Imaginen por un momento a la poeta Anna Ajmátova en un día de frío sobrecogedor mientras guarda cola para conversar unos minutos con su hijo Lev, prisionero en la espantosa cárcel de Las Cruces, en Leningrado. Como tantos otros ciudadanos ha sido víctima de las crueldades de la policía secreta de Stalin (el último marido de Ajmátova tendría peor suerte y moriría de agotamiento en un campo de concentración del norte de Rusia). Como cada mañana de ese invierno inmisericorde aguarda a las puertas de la prisión sin saber si podrá ver a su hijo o, simplemente, saber si todavía vive. Y de pronto, alguien que aguarda también a que los guardianes permitan la entrada a la cárcel se acerca a ella y... Bueno, es mejor leer sus palabras.


EN VEZ DE PRÓLOGO

Diecisiete meses pasé haciendo cola a las puertas de la cárcel, en Leningrado, en los terribles años del terror de Yezhov. Un día alguien me reconoció. Detrás de mí, una mujer -los labios morados de frío- que nunca había oído mi nombre, salió del acorchamiento en que todos estábamos y me preguntó al oído (allí se hablaba sólo en susurros):

- ¿Y usted puede dar cuenta de esto?

Yo le dije:

- Puedo.

Y entonces algo como una sonrisa asomó a lo que había sido su rostro.
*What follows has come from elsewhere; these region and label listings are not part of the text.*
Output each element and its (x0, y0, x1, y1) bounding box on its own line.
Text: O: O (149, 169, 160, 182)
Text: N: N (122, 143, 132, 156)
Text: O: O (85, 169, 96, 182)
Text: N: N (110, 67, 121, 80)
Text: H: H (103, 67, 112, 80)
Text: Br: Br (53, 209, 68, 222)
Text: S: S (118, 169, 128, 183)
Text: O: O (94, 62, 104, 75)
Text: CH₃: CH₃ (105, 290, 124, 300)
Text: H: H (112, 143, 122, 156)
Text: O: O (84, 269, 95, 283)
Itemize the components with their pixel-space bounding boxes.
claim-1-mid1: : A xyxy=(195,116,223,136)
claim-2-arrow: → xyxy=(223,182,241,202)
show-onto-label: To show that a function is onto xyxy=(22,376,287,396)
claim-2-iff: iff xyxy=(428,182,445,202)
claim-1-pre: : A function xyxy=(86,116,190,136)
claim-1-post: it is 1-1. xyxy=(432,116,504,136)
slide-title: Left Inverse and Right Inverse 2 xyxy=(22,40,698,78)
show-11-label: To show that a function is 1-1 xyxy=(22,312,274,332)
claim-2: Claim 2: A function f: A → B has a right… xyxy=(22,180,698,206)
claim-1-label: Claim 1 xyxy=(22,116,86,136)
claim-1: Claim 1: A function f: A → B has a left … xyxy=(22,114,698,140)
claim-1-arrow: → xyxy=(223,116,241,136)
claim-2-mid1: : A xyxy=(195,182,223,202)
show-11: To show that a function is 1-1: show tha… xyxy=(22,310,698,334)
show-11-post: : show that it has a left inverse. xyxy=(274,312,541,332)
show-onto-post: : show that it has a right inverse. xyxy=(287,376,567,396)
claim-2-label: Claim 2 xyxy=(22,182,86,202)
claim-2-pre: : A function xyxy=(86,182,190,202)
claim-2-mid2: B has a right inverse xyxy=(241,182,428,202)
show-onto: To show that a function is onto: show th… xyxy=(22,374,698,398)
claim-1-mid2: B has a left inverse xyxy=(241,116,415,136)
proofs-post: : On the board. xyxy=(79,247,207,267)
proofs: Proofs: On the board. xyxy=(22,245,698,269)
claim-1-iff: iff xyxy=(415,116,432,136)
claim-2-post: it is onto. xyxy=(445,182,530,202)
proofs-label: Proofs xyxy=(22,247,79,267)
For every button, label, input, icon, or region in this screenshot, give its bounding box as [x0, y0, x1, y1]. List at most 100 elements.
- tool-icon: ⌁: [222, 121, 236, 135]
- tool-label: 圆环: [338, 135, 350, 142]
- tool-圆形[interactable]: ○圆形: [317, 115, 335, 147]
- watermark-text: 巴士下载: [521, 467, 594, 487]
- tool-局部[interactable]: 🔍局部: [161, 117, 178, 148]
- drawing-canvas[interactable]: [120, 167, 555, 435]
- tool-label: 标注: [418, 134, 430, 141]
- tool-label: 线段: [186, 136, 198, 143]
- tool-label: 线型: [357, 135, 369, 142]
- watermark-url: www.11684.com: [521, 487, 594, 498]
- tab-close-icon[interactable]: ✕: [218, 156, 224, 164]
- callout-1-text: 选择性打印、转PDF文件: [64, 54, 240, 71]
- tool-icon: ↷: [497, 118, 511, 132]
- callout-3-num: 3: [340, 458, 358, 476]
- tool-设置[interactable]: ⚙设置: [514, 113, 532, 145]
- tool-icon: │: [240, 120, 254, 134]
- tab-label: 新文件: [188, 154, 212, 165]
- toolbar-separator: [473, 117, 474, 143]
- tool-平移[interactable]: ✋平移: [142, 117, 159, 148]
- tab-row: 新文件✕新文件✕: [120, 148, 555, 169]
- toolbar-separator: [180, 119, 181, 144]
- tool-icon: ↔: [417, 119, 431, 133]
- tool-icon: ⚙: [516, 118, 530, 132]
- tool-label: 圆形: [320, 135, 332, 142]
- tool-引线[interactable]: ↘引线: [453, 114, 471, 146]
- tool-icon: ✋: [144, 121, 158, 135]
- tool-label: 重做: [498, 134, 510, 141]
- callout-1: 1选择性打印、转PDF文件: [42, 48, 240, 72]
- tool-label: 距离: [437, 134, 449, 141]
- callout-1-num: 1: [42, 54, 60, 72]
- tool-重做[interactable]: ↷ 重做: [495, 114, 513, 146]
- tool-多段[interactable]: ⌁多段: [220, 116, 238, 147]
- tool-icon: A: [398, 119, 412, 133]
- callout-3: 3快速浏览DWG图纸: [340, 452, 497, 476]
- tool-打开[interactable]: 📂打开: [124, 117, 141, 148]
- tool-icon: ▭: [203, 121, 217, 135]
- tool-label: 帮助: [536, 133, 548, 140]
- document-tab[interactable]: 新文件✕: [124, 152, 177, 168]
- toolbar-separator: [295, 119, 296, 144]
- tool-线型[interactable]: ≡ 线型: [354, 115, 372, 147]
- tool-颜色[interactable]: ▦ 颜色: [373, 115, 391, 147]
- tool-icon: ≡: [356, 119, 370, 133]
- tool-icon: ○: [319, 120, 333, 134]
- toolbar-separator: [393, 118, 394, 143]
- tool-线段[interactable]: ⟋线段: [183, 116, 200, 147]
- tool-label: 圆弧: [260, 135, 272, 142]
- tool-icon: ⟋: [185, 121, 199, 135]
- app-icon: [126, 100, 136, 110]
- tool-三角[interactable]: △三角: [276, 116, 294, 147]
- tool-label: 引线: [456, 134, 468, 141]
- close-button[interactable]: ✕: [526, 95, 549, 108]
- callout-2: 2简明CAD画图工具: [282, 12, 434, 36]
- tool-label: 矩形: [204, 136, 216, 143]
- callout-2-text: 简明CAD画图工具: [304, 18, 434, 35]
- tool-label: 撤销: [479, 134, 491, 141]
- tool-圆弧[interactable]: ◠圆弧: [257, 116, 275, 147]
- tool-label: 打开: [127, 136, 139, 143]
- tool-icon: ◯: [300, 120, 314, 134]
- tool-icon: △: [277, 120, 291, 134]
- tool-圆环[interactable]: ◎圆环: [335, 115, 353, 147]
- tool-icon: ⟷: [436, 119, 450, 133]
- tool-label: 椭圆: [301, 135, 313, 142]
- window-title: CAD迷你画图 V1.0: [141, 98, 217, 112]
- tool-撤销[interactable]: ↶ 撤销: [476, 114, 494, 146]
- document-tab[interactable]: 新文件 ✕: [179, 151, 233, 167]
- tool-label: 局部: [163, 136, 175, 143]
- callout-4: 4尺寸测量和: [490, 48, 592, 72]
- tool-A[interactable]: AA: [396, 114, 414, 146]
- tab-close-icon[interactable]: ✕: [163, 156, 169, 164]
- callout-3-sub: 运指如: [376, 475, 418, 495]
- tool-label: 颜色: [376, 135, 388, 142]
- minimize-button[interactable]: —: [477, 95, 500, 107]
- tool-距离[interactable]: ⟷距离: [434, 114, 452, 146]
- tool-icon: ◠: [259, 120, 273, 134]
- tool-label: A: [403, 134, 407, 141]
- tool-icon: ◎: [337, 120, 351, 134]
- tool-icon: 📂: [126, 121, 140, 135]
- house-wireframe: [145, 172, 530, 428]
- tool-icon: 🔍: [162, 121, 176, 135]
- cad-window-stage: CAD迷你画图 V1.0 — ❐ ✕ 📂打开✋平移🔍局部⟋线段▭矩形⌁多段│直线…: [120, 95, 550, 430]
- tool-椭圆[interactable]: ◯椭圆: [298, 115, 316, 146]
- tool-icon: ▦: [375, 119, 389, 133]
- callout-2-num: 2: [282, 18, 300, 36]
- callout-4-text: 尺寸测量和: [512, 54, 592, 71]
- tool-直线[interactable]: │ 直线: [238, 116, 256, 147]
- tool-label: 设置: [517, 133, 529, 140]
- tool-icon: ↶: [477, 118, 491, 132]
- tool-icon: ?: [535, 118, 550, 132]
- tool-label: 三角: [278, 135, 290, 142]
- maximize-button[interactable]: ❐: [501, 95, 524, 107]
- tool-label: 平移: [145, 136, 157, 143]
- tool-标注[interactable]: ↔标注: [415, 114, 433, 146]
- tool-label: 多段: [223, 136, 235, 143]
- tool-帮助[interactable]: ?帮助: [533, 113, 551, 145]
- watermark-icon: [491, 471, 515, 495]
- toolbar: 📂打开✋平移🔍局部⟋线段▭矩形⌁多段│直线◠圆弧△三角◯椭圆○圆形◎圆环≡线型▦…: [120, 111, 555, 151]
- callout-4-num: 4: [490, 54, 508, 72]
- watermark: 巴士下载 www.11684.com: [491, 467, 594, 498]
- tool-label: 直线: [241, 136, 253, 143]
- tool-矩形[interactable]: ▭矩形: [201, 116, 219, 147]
La consoladora rotundidad con que Anna Ajmátova desafía al miedo y al frío resulta, más de medio siglo después, no sólo un testimonio de las ignominias del pasado, sino una estremecedora proposición ética para el presente. Ese escueto "puedo", musitado apenas, resuena hoy como un grito de fortaleza y esperanza.

(Las palabras de Anna Ajmátova fueron colocadas en su día como encabezamiento de su conmovedor Réquiem. La traducción es de Monika Zgustova y Olvido García Valdés. Está extraído de la antología El canto y la ceniza, publicada por Galaxia Gutenberg-Círculo de Lectores)

2 comentarios:

Vitartis dijo...

Qué bien lo dice... La literatura tiene que doler, tiene que tocar las cuerdas de nuestro corazón, debe reCORDar (sincronizar con nuestro ritmo cardíaco). No se puede arrancarla de la vida, pues se marchita.
Gracias

discreto lector dijo...

Qué bien lo dices, Vitartis. Pero sobre todo qué bien lo dice Anna Ajmátova. La literatura tiene, al menos, esa potestad, la de dar testimonio, la de tocar el corazón del lector con las palabras, la de abrir vías de comunicación entre distintos mundos vitales. La literatura, en efecto, es CORDialidad. Como demuestra de sobra tu comentario.